06 de abril de 2018 às 13:05
Jorge Wemens
Jorge Wemens

O futebol e a televisão são duas áreas em que todos gostamos de opinar. Isso é natural: falamos do que nos está próximo. Já aqui tive ocasião de defender que os espectadores portugueses são televisivamente muito cultos, porque a oferta é muito boa, capaz de se adequar à falta de meios, e os espectadores acompanham tudo, muitas horas por dia.

As 80 mil queixas recebidas pelo provedor do Telespectador, em 12 anos, conforme consta do relatório de 2017 agora noticiado pelo CM, são um bom sintoma da vitalidade da televisão e dos espectadores. São também um sinal da relevância que Jorge Wemans conseguiu imprimir ao papel do cargo que ocupa como provedor do espectador. O relatório citado é exemplar, e quase configura um plano estratégico de qualidade para a RTP – o que tem faltado, e provavelmente continuará a faltar, às administrações da empresa.

Wemans defende a língua portuguesa, nas notícias, no site e no entretenimento; insta a empresa a cumprir o serviço público e a dar atenção às populações atingidas pelos fogos, no comentário à tragédia do ano passado; recomenda equilíbrio entre comentadores políticos, e defende que devem ser identificados como políticos que são; defende que cada canal deve ter um perfil bem definido, para "evitar sobreposições e perda de diversidade" na oferta da RTP.

Conceitos simples e que provam que, por vezes, a melhor forma de definir serviço público é dizer coisas simples e evidentes, que todos percebem. Sinais de puro bom senso tão claros, mas que estão a fazer falta a quem dirige a empresa. Aconselho a leitura.  

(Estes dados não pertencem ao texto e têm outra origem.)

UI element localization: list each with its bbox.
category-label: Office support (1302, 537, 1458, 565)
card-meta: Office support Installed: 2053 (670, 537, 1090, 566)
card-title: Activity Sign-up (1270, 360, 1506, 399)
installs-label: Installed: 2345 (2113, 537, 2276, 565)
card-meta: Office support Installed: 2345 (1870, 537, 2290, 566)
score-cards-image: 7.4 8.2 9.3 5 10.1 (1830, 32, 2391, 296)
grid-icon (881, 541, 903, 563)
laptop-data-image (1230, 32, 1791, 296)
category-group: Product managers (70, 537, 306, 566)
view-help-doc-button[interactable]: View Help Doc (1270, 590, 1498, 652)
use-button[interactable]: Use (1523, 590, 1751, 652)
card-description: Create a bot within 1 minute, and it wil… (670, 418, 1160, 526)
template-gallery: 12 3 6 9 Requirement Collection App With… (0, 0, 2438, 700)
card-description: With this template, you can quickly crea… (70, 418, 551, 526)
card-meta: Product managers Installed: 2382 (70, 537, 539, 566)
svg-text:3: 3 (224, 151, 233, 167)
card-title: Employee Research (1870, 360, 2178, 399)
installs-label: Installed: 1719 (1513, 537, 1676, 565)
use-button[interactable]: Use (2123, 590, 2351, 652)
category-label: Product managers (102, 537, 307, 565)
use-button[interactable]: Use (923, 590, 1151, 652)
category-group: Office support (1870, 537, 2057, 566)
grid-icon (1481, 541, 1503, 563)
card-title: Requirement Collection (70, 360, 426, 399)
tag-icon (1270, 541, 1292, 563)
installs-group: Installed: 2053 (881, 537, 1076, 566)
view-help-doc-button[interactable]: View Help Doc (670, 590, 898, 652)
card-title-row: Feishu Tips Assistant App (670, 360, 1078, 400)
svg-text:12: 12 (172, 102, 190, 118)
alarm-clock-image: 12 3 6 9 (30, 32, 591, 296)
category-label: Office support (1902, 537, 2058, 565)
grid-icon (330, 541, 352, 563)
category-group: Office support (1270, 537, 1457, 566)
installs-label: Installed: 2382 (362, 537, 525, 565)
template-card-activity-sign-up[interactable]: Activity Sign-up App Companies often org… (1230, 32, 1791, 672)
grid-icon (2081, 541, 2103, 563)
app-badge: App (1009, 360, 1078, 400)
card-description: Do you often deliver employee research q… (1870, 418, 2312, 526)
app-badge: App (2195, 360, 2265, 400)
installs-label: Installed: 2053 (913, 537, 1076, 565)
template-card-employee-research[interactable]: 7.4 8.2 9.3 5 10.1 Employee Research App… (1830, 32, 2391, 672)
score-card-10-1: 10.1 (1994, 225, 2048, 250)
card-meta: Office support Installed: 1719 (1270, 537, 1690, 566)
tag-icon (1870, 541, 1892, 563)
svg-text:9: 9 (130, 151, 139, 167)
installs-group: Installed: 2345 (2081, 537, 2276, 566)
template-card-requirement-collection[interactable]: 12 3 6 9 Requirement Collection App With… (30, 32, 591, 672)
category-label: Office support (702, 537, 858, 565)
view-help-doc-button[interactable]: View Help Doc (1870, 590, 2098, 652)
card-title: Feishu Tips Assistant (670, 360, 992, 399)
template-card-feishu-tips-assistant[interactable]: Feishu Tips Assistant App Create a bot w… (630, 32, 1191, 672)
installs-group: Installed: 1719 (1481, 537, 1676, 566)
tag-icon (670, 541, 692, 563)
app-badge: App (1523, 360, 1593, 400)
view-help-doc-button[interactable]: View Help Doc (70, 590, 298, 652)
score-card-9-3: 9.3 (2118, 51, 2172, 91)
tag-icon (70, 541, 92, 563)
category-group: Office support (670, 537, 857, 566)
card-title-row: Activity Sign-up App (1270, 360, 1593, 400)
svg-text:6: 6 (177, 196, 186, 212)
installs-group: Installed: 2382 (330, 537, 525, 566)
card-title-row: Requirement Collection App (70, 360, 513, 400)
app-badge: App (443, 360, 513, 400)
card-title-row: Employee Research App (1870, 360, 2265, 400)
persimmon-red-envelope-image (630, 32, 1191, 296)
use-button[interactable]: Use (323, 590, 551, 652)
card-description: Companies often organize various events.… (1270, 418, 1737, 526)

A rede social global na TV

O escândalo do Facebook ameaça alterar a relação das democracias com a Internet, mas pouco. Na verdade, o uso que é dado às redes sociais pelas estrelas de TV constitui um pilar fundamental do sistema de criação de modas: é a ditadura dos likes, que fazem e desfazem estrelas num ápice. Ora, isto dificilmente mudará. 

Eurovisão bem guardada

O Festival da Eurovisão vai colocar Lisboa nas bocas do mundo. Razão mais que suficiente para que a operação de segurança que vai ser montada seja de grande envergadura. Na verdade, anuncia-se semellhante ao dispositivo preparado para a visita do Papa Francisco. Boa notícia. Mais vale prevenir...

Vidas Opostas

Vem aí nova batalha na ficção nacional. Quando se começa a ouvir um ruído de fundo sobre um produto que aí vem, é sintoma de que o marketing está a ser bem feito. Ora, a SIC está a lançar Vidas Opostas, a próxima novela portuguesa, com uma eficácia muito superior ao que é habitual na estação. Começa já segunda-feira, e vai substituir Espelho d’Água, uma novela que chega a esta altura do campeonato com uma média a rondar os 23%, só este ano, um bom valor para a estação. Veremos no que dá mais esta oportunidade para a ficção nacional, em Carnaxide.  

"Somos todos Centeno"

Há frases que ganham vida própria, passam a ser uma espécie de símbolo da realidade que tentaram espelhar. A democracia tem vários  exemplos: "no jobs for the boys", disse Guterres, e ficou na História como o governo dos "boys". "Vem aí o Diabo", disse Passos, e assim ficou preso ao dito para sempre. Agora, há o "somos todos Centeno", dito pelo ministro da Saúde. Fica baptizado o tempo de António Costa.